Engizisyonlar insan ozgurlesmesini ve dahasi insan aklini ve beynini kisir birakan dogmalara karsi da ozgurluk olarak anlasilabilir. Ama konu tek yonlu diyil elbet. Konu mutlak monarsi donemlerindeki imtiyazli zumrelerin yikilarak elde ettikleri haksiz gelirlerin surdurulemsini mumkun kilan din zumresinin imtiyazlarinin kaldirilmasi olarak ifade edilmeye daha uygundur. Aydinlanma fikir ve ifade hurriyeti insan esitligi ve toplumsal imtiyazlarin yerle yeksan olmasi hattinda hali hazirdaki tum kuruluslarla catismis en sonunda da bu catismadan bildigimiz ulus devlet anlayisi galip ayrildi. Isler bu cumledeki gibi kolay olmadi tabi, hic bir zaman olmaz.
Kemalizm aydinlanma programini aldi. En azindan bunu soyleyebiliriz. Ancak bu programi almistir derken uyguladigini filan ifade etmiyorum. Cunku uygulamamistir. 1946ya dek dusunce ve ifade ozgurlugu diye birseyden bahsedemeyiz, insan esitligide yoktur. Gayri muslim Turk vatandaslarinin her zaman oldugu gibi farkli muamaleye ve hukuka tabi tutuldugu gorulmustur.

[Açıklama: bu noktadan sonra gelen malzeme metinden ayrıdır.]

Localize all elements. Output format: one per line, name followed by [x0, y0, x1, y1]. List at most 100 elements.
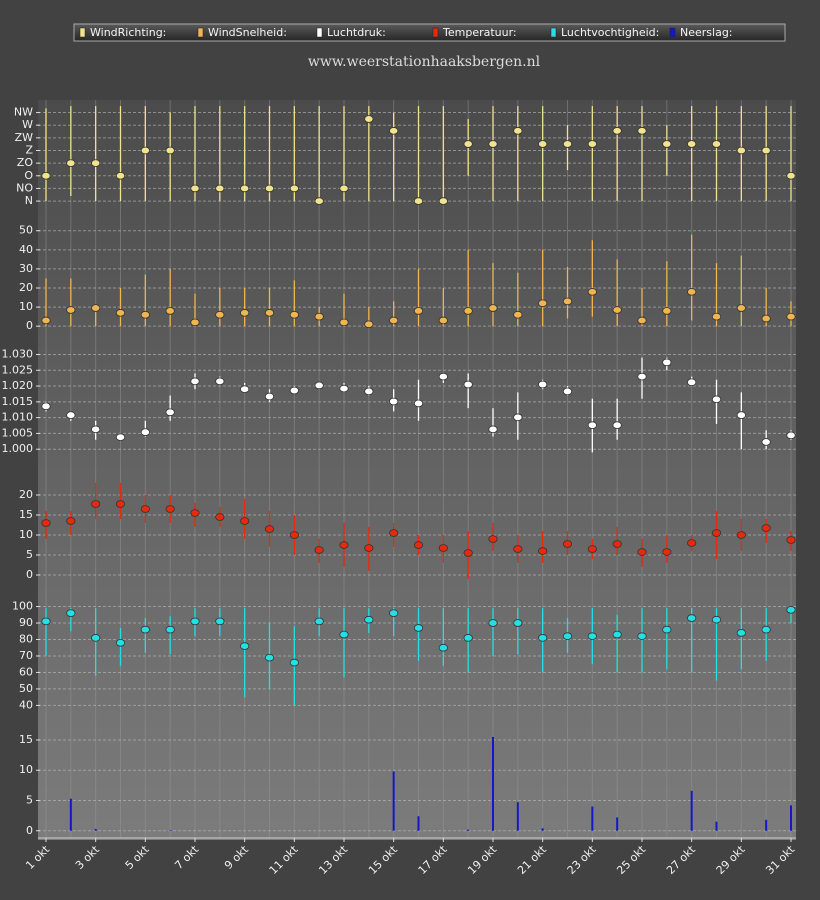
- bar: [765, 819, 768, 831]
- point: [637, 372, 647, 381]
- point: [786, 606, 796, 614]
- y-tick-label: 80: [19, 632, 33, 645]
- point: [513, 413, 523, 422]
- point: [264, 184, 275, 193]
- point: [91, 634, 101, 642]
- point: [66, 159, 76, 167]
- y-tick-label: 70: [19, 649, 33, 662]
- y-tick-label: NO: [16, 181, 33, 194]
- y-tick-label: 10: [19, 763, 33, 776]
- bar: [790, 805, 792, 831]
- point: [140, 505, 150, 513]
- y-tick-label: 0: [26, 319, 33, 332]
- point: [364, 387, 374, 396]
- point: [66, 411, 76, 419]
- point: [463, 549, 473, 557]
- point: [364, 615, 374, 624]
- point: [662, 140, 672, 148]
- point: [289, 184, 299, 193]
- legend-label: WindSnelheid:: [208, 26, 287, 39]
- point: [364, 544, 374, 552]
- point: [562, 140, 573, 148]
- y-tick-label: 1.015: [2, 395, 34, 408]
- legend-label: Luchtdruk:: [327, 26, 386, 39]
- point: [41, 519, 51, 527]
- point: [463, 634, 473, 642]
- point: [761, 524, 771, 532]
- point: [463, 307, 473, 315]
- y-tick-label: 50: [19, 224, 33, 237]
- point: [662, 358, 672, 367]
- point: [289, 531, 299, 539]
- y-tick-label: 15: [19, 508, 33, 521]
- bar: [715, 821, 718, 831]
- point: [761, 438, 771, 446]
- bar: [516, 802, 519, 831]
- point: [662, 625, 672, 634]
- point: [339, 384, 349, 393]
- point: [687, 539, 697, 547]
- point: [339, 318, 349, 327]
- point: [513, 127, 523, 135]
- legend-swatch: [316, 27, 323, 38]
- point: [736, 629, 746, 637]
- point: [463, 140, 473, 148]
- y-tick-label: 1.010: [2, 411, 34, 424]
- point: [314, 197, 324, 205]
- bar: [591, 806, 594, 831]
- plot-area: [38, 100, 796, 840]
- point: [562, 632, 573, 640]
- y-tick-label: ZW: [15, 131, 34, 144]
- point: [364, 115, 374, 123]
- point: [786, 171, 796, 180]
- y-tick-label: W: [22, 118, 33, 131]
- point: [413, 307, 424, 315]
- y-tick-label: ZO: [17, 156, 34, 169]
- point: [637, 632, 647, 640]
- point: [314, 617, 324, 626]
- bar: [417, 816, 420, 831]
- point: [314, 312, 324, 321]
- point: [41, 402, 51, 411]
- y-tick-label: 1.030: [2, 347, 34, 360]
- point: [513, 545, 523, 553]
- bar: [492, 736, 494, 831]
- point: [786, 536, 796, 544]
- point: [215, 617, 225, 626]
- point: [389, 127, 399, 135]
- y-tick-label: Z: [25, 143, 33, 156]
- point: [240, 642, 250, 650]
- point: [190, 377, 200, 386]
- point: [538, 380, 548, 389]
- point: [264, 525, 275, 533]
- y-tick-label: 20: [19, 488, 33, 501]
- point: [165, 307, 175, 315]
- y-tick-label: 1.005: [2, 426, 34, 439]
- point: [91, 159, 101, 167]
- point: [91, 500, 101, 508]
- bar: [616, 817, 619, 831]
- point: [687, 378, 697, 387]
- point: [314, 546, 324, 554]
- subtitle: www.weerstationhaaksbergen.nl: [308, 54, 541, 70]
- legend-label: Neerslag:: [680, 26, 733, 39]
- point: [761, 625, 771, 634]
- point: [513, 310, 523, 319]
- point: [488, 535, 498, 543]
- point: [687, 140, 697, 148]
- point: [190, 318, 200, 327]
- point: [463, 380, 473, 389]
- point: [761, 146, 771, 155]
- point: [711, 615, 722, 624]
- point: [389, 609, 399, 617]
- point: [264, 309, 275, 317]
- point: [438, 372, 448, 381]
- bar: [467, 829, 470, 831]
- point: [140, 310, 150, 319]
- point: [91, 425, 101, 434]
- point: [264, 392, 275, 401]
- bar: [69, 798, 72, 831]
- y-tick-label: 0: [26, 568, 33, 581]
- point: [41, 171, 51, 180]
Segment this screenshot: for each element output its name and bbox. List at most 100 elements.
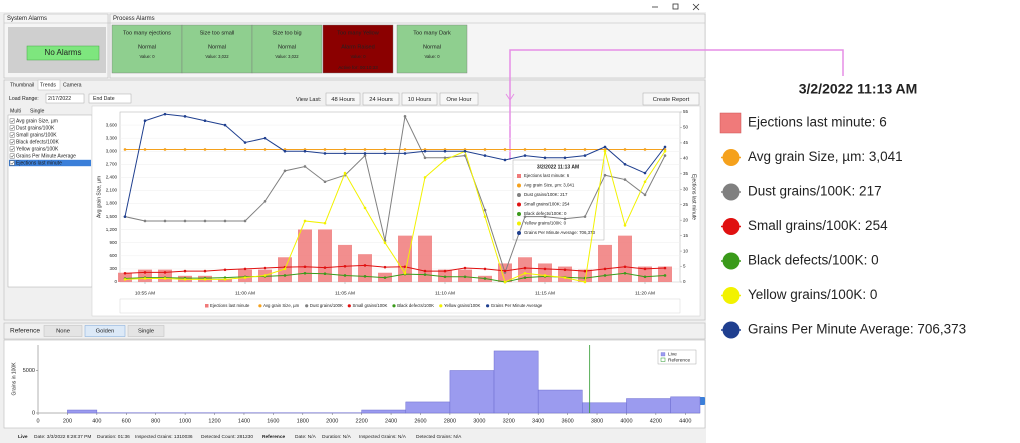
- point: [503, 158, 507, 162]
- point: [383, 265, 387, 269]
- view-button[interactable]: [439, 92, 479, 106]
- y-axis-title: Grains in 100K: [11, 362, 17, 396]
- checkbox[interactable]: [9, 125, 15, 131]
- point: [343, 152, 347, 155]
- view-button-label[interactable]: 10 Hours: [408, 97, 432, 103]
- y-tick-label: 3,300: [106, 135, 118, 140]
- series-list-item[interactable]: Yellow grains/100K: [16, 146, 59, 152]
- series-list-item[interactable]: Grains Per Minute Average: [16, 153, 76, 159]
- point: [223, 278, 227, 281]
- series-list-item[interactable]: Ejections last minute: [16, 160, 62, 166]
- x-tick-label: 1800: [297, 418, 309, 424]
- reference-button[interactable]: [127, 325, 165, 337]
- y-tick-label: 3,600: [106, 122, 118, 127]
- point: [343, 274, 347, 277]
- series-list: [7, 114, 93, 288]
- start-date-box[interactable]: [45, 93, 85, 104]
- legend-swatch: [205, 304, 209, 308]
- tooltip-swatch: [722, 287, 740, 304]
- checkbox[interactable]: [9, 160, 15, 166]
- point: [443, 158, 447, 162]
- view-button-label[interactable]: One Hour: [446, 97, 471, 103]
- close[interactable]: [692, 3, 700, 11]
- point: [663, 266, 667, 270]
- point: [663, 149, 667, 153]
- point: [543, 156, 547, 160]
- tab[interactable]: Thumbnail: [10, 82, 34, 88]
- create-report-button[interactable]: [642, 92, 700, 106]
- view-button-label[interactable]: 48 Hours: [331, 97, 355, 103]
- checkbox[interactable]: [9, 153, 15, 159]
- bar: [318, 229, 332, 282]
- point: [303, 265, 307, 269]
- window-controls[interactable]: [652, 3, 700, 11]
- point: [623, 224, 627, 227]
- checkbox[interactable]: [9, 146, 15, 152]
- alarm-tile[interactable]: [251, 24, 323, 74]
- label: Load Range:: [9, 96, 39, 102]
- active-tab[interactable]: [37, 79, 61, 91]
- x-tick-label: 3000: [473, 418, 485, 424]
- legend-swatch: [258, 304, 262, 308]
- point: [523, 266, 527, 270]
- reference-button-label[interactable]: Golden: [96, 329, 115, 335]
- bar: [598, 244, 612, 282]
- point: [623, 265, 627, 269]
- point: [523, 148, 527, 151]
- series-list-item[interactable]: Avg grain Size, µm: [16, 118, 58, 124]
- alarm-tile[interactable]: [181, 24, 253, 74]
- list-tab[interactable]: Multi: [10, 108, 21, 114]
- checkbox[interactable]: [9, 132, 15, 138]
- x-tick-label: 2400: [385, 418, 397, 424]
- reference-button-label[interactable]: None: [56, 329, 70, 335]
- tab[interactable]: Camera: [63, 82, 82, 88]
- reference-button[interactable]: [43, 325, 83, 337]
- view-button[interactable]: [325, 92, 361, 106]
- checkbox[interactable]: [9, 139, 15, 145]
- point: [563, 156, 567, 160]
- create-report-label[interactable]: Create Report: [653, 97, 690, 103]
- legend-swatch: [392, 304, 396, 308]
- maximize[interactable]: [672, 3, 679, 10]
- point: [183, 148, 187, 151]
- alarm-tile[interactable]: [396, 24, 468, 74]
- tab[interactable]: Trends: [40, 82, 56, 88]
- alarm-title: Too many Yellow: [337, 30, 380, 36]
- series-list-item[interactable]: Small grains/100K: [16, 132, 57, 138]
- x-tick-label: 11:10 AM: [435, 290, 455, 296]
- alarm-tile[interactable]: [322, 24, 394, 74]
- tooltip-item: Ejections last minute: 6: [748, 115, 887, 130]
- list-tab[interactable]: Single: [30, 108, 45, 114]
- status-item: Date: N/A: [295, 434, 317, 440]
- y2-tick-label: 55: [683, 109, 689, 114]
- reference-button-label[interactable]: Single: [138, 329, 154, 335]
- y-axis-title: Avg grain Size, µm: [96, 176, 102, 218]
- tooltip-swatch: [517, 231, 521, 235]
- point: [203, 269, 207, 273]
- view-button-label[interactable]: 24 Hours: [369, 97, 393, 103]
- legend-label: Avg grain Size, µm: [263, 303, 299, 308]
- point: [283, 169, 287, 173]
- point: [443, 149, 447, 153]
- chart-tooltip-item: Grains Per Minute Average: 706,373: [524, 230, 596, 235]
- chart-tooltip-item: Ejections last minute: 6: [524, 173, 570, 178]
- point: [543, 148, 547, 151]
- checkbox[interactable]: [9, 118, 15, 124]
- view-button[interactable]: [401, 92, 438, 106]
- trend-legend-box: [119, 298, 681, 314]
- point: [443, 156, 447, 160]
- tooltip-item: Dust grains/100K: 217: [748, 184, 882, 199]
- point: [623, 163, 627, 166]
- alarm-value: Value: 0: [139, 54, 155, 59]
- series-line: [124, 150, 666, 283]
- x-tick-label: 4200: [650, 418, 662, 424]
- reference-button[interactable]: [84, 325, 126, 337]
- series-list-item[interactable]: Dust grains/100K: [16, 125, 55, 131]
- point: [483, 154, 487, 157]
- series-list-item[interactable]: Black defects/100K: [16, 139, 59, 145]
- point: [563, 268, 567, 272]
- view-button[interactable]: [362, 92, 400, 106]
- end-date-box[interactable]: [88, 93, 132, 104]
- point: [363, 148, 367, 151]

Adil ve standart bir yargi mekanizmasi yoktur, istiklal mahkemeleri vardir. Serbest secimlerde yoktur cok partili bir siyasi donem yoktur, din ve vicdan ozgurlugu baski altindadir. Bir dinin kendi rituelleri bile tepeden kaktirmayla degistirilebilmistir. Nihayetinde aydnlanmayi kendine bir rehber olarak alanlar ayni donemde bu aydinlanma geleneginin cok azini uygulamistir. Yinede bunu aydinlanma icinde izah etmeleri gerekir, onuda yapiyorlar zaten ''icinde bulunulan zor kosullar, vatanin icinde yer alan hainler, cumhuriyet dusmanlari, ataturk dusmanlari, halk dusmanlari vs''
olarak tasnif edilen yapilarin varligi radikal bir donem yaratmakla radikal donemde de radikal uygulamalarin yapilmasi zorunlu olmaktadir.

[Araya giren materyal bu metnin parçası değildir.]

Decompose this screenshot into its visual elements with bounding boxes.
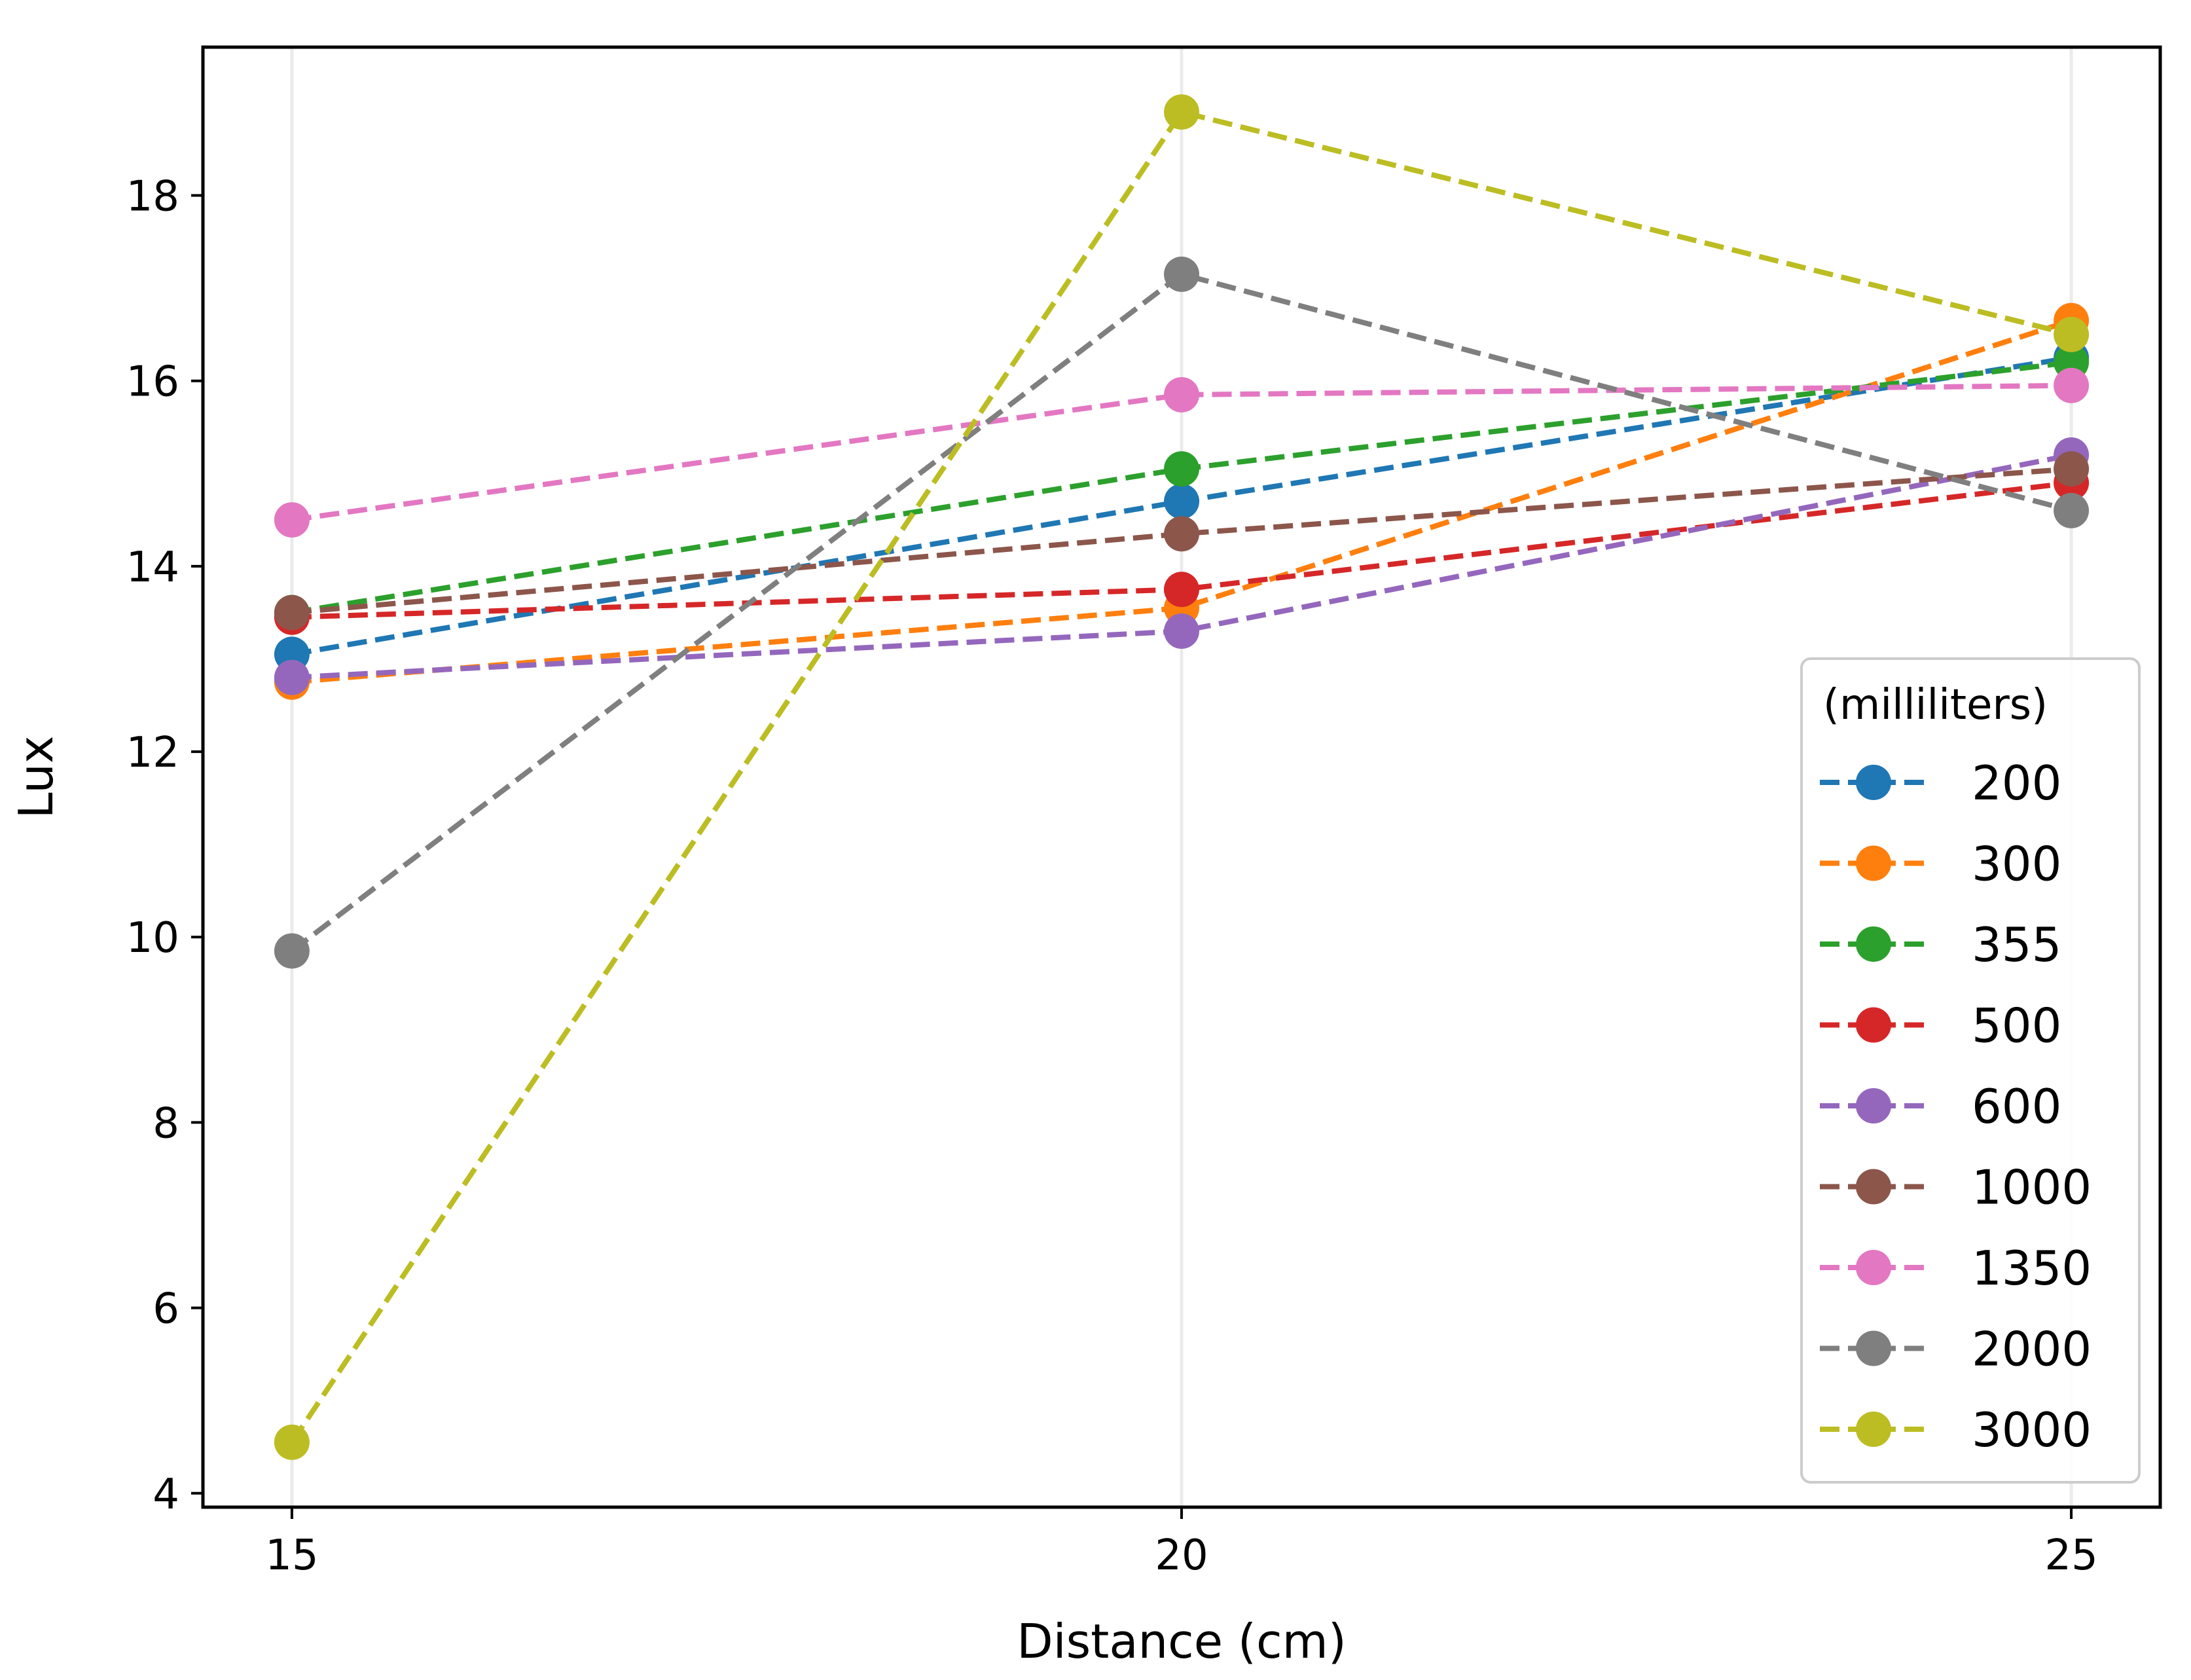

O halde soyle denilebilir Kemalizm aydinlanmayi ve onun ulus devletini ulasilmasi gereken temel bir program olarak ele aliyor lakin bir takim gerekcelerle bunun tam tersine uygulamalar yapmaktadir. Ve yine kemalizmin gelecegini ve onun ne olacagini iste bu gerekceler belirlemistir. Ne gosteriyo bu gerekceler? Gosterdigi su, kemalizm dogmatik akla karsiyken kendi dogmatizmini yaratmaktan cekinmiyor. Iman etmek, yuce onden gibi akli asan kavramlari kullaniyor. Ehh bunlari soyluyorsun da bunlar bilinebilir seyler diyiller objektif olarak ulasilabilir bir bilgi yerine subjektif olarak inanilabilir inanc sunuluyor. Neden?
Basit bir gaz verme hamasi bir adrenalin sovenist bir anlayis gibi insani hisler bu gerekcelerin soylenmesinin nedeni olabilir. Onemli olan bu diyil, onemli olan bir dogmanin olusturulmasi ve bu tip subjektif inanc iceren cumleleri kisaca totaliter rejimlerde sikca gordugumuz zirvalari mumkun kilacak sosyal ortam ve cevredir. Insanlar ne gibi bir kosul altinda bu tip zirva gerekcelerle cosuyor, onu gectim bu gerekceleri yillar sonra bile savunabilecek kadar insanlar kendilerini kaybediyor.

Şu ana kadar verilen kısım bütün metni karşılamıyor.